I felt like I had crashed a red carpet party, even if these celebrities were dressed in dusty T-shirts and jeans, and packing a bit of soil under their well-scrubbed but ever-stained fingernails. But it was just another Friday night at the William Tell, an iconic saloon-restaurant-inn that reopened in June after a yearlong renovation.
It wasn’t always this glamorous at the property that opened in 1877, burned down in the Great Tomales Fire of 1920, and was rebuilt a year later. Before new owner Ted Wilson purchased the place in June, 2018, the restaurant had been run by various proprietors who didn’t mind cutting culinary corners here and there. Or nearly everywhere.
“Right after I bought it, I was doing inventory, and found a freezer upstairs,” said Wilson, who also owns Oakland’s The Alice Collective café, bar and event space, and Metal + Match catering company. “It was packed with frozen crinkle cut carrots and French fries. So uncool when actual farmers are sitting at your bar.”

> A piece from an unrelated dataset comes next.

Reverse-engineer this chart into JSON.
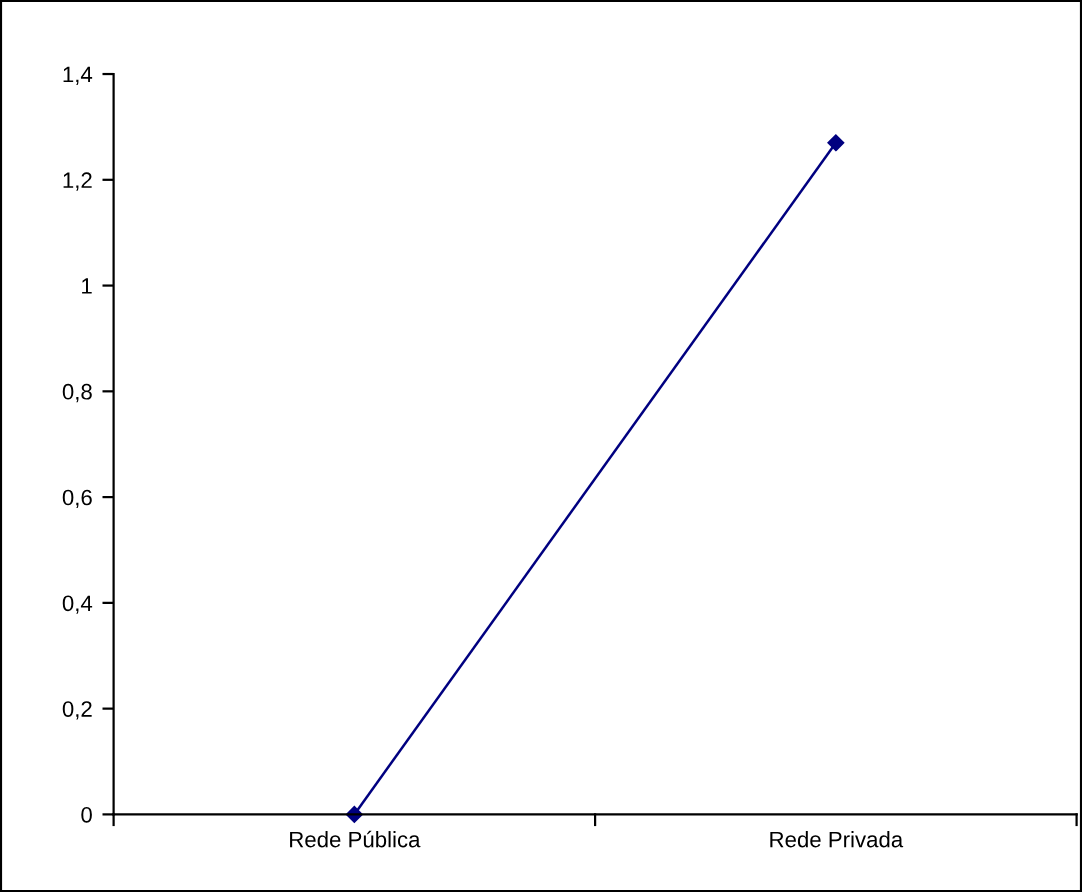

Granted, these farmers weren’t usually coming here to eat, but to sip cold beers in the saloon, while tourist types filed into the restaurant side to fill up on chicken strips and fettuccine Alfredo on their way to Dillon Beach 4 miles west. But now, since Wilson brought on consulting chef Austin Perkins (Cyrus, Nick’s Cove, Perkins Catering Co.) and started courting the agricultural talent in his own backyard, a distinctly neighborhood crowd dines on mouthwatering signatures such as succulent roasted local chicken paired with just-picked sweet corn on a pond of rich, salty poulet jus (half $22, whole $40).

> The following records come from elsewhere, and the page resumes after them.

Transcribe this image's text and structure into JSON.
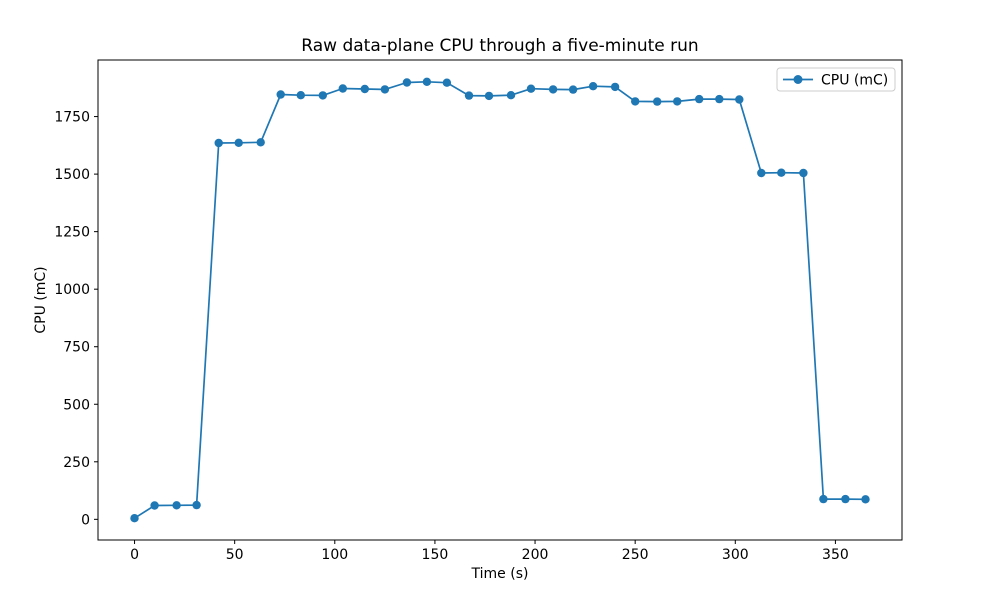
{
  "chart_data": {
    "type": "line",
    "title": "Raw data-plane CPU through a five-minute run",
    "xlabel": "Time (s)",
    "ylabel": "CPU (mC)",
    "xlim": [
      -18.25,
      383.25
    ],
    "ylim": [
      -89.8,
      1995.8
    ],
    "xticks": [
      0,
      50,
      100,
      150,
      200,
      250,
      300,
      350
    ],
    "yticks": [
      0,
      250,
      500,
      750,
      1000,
      1250,
      1500,
      1750
    ],
    "grid": false,
    "legend_position": "upper right",
    "line_color": "#1f77b4",
    "marker": "circle",
    "series": [
      {
        "name": "CPU (mC)",
        "x": [
          0,
          10,
          21,
          31,
          42,
          52,
          63,
          73,
          83,
          94,
          104,
          115,
          125,
          136,
          146,
          156,
          167,
          177,
          188,
          198,
          209,
          219,
          229,
          240,
          250,
          261,
          271,
          282,
          292,
          302,
          313,
          323,
          334,
          344,
          355,
          365
        ],
        "y": [
          5,
          60,
          61,
          62,
          1635,
          1636,
          1638,
          1846,
          1843,
          1842,
          1872,
          1870,
          1868,
          1898,
          1901,
          1897,
          1841,
          1840,
          1843,
          1871,
          1868,
          1867,
          1882,
          1879,
          1816,
          1815,
          1816,
          1826,
          1826,
          1824,
          1505,
          1506,
          1505,
          88,
          88,
          87
        ]
      }
    ]
  }
}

Wisely, however, Wilson and Perkins didn’t turn too fancy. That chicken is about as expensive as things get, and service is order-at-the-counter with table delivery. The one-page menu offers honest, approachable food at everyday-dining prices, yet with everything made-from-scratch and bursting with flavor. So yes, many Sundays you’ll see the Poncia family dining here - as owners of Stemple Creek Ranch 2.5 miles north, they appreciate the burgers and the weekly-changing “Butcher’s Cut” steaks made from their own grass-fed, all-natural premium beef.
“I think about locals every day,” said Wilson. “Buying a place in a 254-person town, and not really knowing Marin, I knew there would be a cultural shift. I wasn’t just picking up a restaurant and making the burger better, everything had to get better. And I knew I couldn’t charge city prices, so it’s just $12 for a seven-ounce burger, that’s insane.”
What a beautiful burger it is, too, cooked medium rare for a juicy pink middle and a seared, caramelized edge. It arrives draped in Valley Ford Cheese & Creamery Highway One old-style Fontina, pickled onion, leaf lettuce, pickles and caramelized aioli on a brioche bun that’s been branded with the William Tell logo. You add homemade applewood bacon ($2), avocado ($2), a double patty and cheese ($6), and/or thickish hand cut, duck fat Kennebec fries sprinkled in Old Bay spice ($4).